UNITY, Maine — At Unity College, it seems like every day is Earth Day.
The campus on Quaker Hill Road held several events over the weekend to mark Earth Day 2010, but the students at the small liberal arts school founded 45 years ago by area businesspeople strive to implement an ecological philosophy all the time, Mark Tardif, the associate director of communications, said Tuesday.
“We’re an environmental college, and everything we do is focused on the environment,” he said. “We’re not only one of the most energy-efficient campuses in the United States, we also have a full-time sustainability coordinator, which is astonishing for a campus of this size.”
The community has been holding several events to mark the 40th anniversary of the day — April 22 — founded as an environmental teach-in by U.S. Sen. Gaylord Nelson of Wisconsin. On Saturday, people participated in a recycle derby and a “Trash and Fashion Show,” both sponsored by the Unity College club Constructive Activists. An environmental leader award ceremony was planned for Tuesday night.
A coming event not tied to Earth Day that nonetheless shows the college’s commitment to sustainability is the commencement ceremony on May 8, which will be Unity’s “greenest” ever.
It may even be the greenest college commencement held in the United States, college officials are speculating.
Other area colleges and universities, notably College of the Atlantic in Bar Harbor, have held green commencement ceremonies in recent years.
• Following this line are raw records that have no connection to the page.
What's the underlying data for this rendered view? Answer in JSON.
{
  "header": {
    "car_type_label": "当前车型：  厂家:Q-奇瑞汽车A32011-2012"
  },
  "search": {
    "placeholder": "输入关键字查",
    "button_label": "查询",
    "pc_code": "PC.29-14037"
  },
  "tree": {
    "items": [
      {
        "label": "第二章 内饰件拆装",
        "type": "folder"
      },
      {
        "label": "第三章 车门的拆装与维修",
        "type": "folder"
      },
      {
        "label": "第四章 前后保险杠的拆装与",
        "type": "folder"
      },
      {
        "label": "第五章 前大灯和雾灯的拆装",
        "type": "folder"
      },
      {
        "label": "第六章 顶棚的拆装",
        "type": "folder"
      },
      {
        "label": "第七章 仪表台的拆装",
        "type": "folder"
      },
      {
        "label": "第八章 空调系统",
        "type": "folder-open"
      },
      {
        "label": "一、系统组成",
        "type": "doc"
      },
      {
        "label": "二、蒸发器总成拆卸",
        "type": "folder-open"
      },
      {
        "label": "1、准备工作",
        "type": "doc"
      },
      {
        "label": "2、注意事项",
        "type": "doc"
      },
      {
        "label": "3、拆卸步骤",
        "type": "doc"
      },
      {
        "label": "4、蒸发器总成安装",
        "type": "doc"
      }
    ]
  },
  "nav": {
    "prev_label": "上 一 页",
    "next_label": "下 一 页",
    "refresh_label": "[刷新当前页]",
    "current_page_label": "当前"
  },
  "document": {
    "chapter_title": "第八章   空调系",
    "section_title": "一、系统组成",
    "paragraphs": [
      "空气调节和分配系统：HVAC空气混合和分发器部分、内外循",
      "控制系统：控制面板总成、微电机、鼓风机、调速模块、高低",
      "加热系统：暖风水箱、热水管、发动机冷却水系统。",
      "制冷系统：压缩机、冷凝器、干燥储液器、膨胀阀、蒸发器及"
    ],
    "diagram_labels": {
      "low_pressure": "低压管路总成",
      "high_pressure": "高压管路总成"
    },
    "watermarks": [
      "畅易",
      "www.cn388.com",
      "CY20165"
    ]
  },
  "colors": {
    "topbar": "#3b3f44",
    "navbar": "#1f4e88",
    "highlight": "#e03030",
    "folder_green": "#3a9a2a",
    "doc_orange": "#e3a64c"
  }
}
At Unity, some sustainable initiatives that are new this year include sending e-invitations to families and friends, providing just one program per family to reduce paper use and acquiring caps and gowns made from 100 percent post-consumer recycled plastic bottles.
The fabric is spun from molten plastic pellets, and an average of 23 bottles go into each graduation gown, Tardif said.
“The question is why would we do that,” he said. “We think there’s a place for a small, environmental college in Unity, Maine, to occupy a place in the national environmental dialogue from time to time.”
As in previous commencements, this year Unity will provide mostly local and organic food at the celebration, borrow or replant potted plants used as decorations and clean with ecofriendly products, among other recurring practices.
As usual, graduating students will receive a sapling and take a pledge to live sustainably.
“Commencement is about the transformational journey over four years to receiving a degree from America’s environmental college,” said Kate Grenier, alumni relations and events coordinator, in a news release. “When students choose to attend Unity, they are making a lifelong commitment.”
According to Tardif, the focus on sustainability at Unity definitely hearkens back to its founding in 1965 by townspeople.
“This is an organic endeavor that organically evolved,” he said. “The founders were farmers, and they did things very sustainably.”